Recueillement
et révolte au 60ème anniversaire de la libération d'Auschwitz
Courrier
International / 27 janvier 2005
Hommages aux victimes, rappels amers de l'indifférence des Alliés face au drame de l'extermination des Juifs et résolution réaffirmée d'empêcher la répétition d'un tel drame ont marqué jeudi à Auschwitz le 60ème anniversaire de la libération du camp de la mort nazi.
Un sifflement et le bruit d'un train freinant brusquement, rappel de l'arrivée de centaines de milliers de prisonniers à Auschwitz, ont ouvert les cérémonies réunissant hommes politiques, survivants et libérateurs, ainsi que de nombreux jeunes chargés de préserver la leçon d'Auschwitz pour les générations à venir.
Grelottant dans le vent et sous la neige, entre les baraques et les miradors du camp, toujours entouré de barbelés, alors que d'épais flocons se déposaient sur les barbes et les chapeaux de dignitaires juifs, les participants ont écouté les intervenants à cette grande cérémonie où se retrouvaient, sans doute pour la dernière fois, un millier de survivants et les soldats soviétiques qui les ont libérés, le 27 janvier 1945.

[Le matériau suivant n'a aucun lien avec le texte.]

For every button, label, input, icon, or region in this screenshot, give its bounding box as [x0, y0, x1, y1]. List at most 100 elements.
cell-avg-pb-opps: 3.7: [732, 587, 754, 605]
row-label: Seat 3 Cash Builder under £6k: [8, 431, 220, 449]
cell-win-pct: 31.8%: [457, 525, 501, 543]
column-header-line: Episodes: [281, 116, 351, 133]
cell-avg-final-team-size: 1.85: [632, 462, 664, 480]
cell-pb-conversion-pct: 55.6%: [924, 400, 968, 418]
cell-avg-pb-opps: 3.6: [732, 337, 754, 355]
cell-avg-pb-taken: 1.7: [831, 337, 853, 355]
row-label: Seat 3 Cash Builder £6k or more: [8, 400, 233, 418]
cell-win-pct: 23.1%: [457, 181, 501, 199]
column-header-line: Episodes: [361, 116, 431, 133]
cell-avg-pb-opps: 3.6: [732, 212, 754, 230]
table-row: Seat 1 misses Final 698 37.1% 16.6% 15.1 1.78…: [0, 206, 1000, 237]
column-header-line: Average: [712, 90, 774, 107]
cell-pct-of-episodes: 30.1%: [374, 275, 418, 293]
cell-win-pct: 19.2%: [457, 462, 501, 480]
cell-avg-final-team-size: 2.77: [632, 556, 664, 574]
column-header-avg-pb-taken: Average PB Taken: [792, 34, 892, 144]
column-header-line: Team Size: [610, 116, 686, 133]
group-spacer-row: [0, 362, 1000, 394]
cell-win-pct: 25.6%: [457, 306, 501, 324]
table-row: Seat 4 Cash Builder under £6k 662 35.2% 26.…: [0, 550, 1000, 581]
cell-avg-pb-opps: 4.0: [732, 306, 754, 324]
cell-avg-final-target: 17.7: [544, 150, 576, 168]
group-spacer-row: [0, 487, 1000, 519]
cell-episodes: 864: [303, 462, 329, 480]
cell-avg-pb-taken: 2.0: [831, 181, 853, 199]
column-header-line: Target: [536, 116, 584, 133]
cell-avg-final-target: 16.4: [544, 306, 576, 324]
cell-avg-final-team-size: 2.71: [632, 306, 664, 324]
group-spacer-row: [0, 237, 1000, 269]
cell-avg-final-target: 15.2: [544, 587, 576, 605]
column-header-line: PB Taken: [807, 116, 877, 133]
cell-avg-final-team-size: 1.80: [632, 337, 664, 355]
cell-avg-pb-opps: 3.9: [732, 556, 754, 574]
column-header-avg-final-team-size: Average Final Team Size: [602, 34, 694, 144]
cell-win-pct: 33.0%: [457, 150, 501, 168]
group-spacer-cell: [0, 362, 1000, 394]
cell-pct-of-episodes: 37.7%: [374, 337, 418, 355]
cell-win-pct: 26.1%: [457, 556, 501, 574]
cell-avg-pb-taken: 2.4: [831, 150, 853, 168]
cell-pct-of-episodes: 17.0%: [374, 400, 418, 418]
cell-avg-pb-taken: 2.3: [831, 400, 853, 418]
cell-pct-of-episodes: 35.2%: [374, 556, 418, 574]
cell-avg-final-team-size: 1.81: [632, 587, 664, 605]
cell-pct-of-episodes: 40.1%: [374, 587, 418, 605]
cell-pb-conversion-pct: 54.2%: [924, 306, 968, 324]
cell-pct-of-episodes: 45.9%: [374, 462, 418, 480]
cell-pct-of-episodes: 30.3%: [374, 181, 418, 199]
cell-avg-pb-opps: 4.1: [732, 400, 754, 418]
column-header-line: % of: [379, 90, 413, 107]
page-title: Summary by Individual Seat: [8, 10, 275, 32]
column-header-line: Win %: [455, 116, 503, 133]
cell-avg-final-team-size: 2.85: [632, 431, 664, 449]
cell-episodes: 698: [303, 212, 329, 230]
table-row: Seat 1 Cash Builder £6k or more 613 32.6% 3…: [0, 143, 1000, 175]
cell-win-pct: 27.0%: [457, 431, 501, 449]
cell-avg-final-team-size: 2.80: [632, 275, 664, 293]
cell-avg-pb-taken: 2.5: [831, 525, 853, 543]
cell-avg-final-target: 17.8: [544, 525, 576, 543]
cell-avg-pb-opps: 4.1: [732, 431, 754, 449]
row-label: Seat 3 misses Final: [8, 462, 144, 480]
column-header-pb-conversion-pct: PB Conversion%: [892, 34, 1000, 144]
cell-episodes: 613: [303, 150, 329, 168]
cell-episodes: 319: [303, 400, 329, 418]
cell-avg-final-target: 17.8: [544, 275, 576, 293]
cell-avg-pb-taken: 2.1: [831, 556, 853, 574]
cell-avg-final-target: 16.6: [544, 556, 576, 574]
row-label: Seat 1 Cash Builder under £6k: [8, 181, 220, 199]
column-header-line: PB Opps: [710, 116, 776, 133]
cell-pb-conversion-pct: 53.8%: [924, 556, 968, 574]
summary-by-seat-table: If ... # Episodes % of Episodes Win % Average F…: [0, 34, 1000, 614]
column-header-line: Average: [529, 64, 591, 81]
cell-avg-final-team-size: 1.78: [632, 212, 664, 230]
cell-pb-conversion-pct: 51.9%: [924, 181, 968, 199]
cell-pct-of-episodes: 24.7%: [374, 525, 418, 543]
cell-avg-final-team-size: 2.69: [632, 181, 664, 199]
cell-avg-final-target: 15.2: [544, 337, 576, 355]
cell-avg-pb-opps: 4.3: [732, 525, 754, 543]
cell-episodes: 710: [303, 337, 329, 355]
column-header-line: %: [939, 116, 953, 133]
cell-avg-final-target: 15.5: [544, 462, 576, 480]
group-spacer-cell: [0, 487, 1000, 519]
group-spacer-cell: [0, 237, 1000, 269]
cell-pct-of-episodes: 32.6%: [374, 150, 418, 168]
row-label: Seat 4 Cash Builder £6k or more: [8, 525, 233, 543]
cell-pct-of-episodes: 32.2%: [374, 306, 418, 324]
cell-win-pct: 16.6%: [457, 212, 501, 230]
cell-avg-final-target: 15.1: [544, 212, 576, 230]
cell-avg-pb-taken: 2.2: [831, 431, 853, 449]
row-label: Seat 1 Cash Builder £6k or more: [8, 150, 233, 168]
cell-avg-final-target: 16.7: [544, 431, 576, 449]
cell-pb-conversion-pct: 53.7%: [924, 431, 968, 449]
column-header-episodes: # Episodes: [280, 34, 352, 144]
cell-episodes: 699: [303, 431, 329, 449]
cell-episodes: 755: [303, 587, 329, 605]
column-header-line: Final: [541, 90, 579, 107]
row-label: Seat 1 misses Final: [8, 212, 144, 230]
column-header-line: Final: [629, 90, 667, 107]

Plantées dans la neige, brûlaient des milliers de bougies en hommage aux morts d'Auschwitz.
L'ancien prisonnier politique n° 4427, Wladyslaw Bartoszewski, ex-ministre des Affaires étrangères polonais, s'est exprimé le premier au nom des victimes non juives de ce camp où ont péri plus d'un million d'hommes, de femmes et d'enfants, juifs en majorité.
"Les gouvernements du Royaume-Uni et des Etats-Unis ont été bien informés de ce qui se passait à Auschwitz-Birkenau, a-t-il lancé face à un parterre de dizaines de hauts dirigeants de la planète et de milliers de personnes emmitouflées.
"Aucun des pays du monde n'a réagi de manière appropriée à la gravité du problème", a-t-il regretté.
Après lui, l'ancienne présidente du Parlement européen, la Française Simone Veil, qui fut elle aussi déportée à Auschwitz, a appelé, au nom des victimes juives des nazis, à lutter contre le racisme et l'antisémitisme, pour qu'enfin "le +plus jamais ça+" devienne "réalité" dans "un monde fraternel".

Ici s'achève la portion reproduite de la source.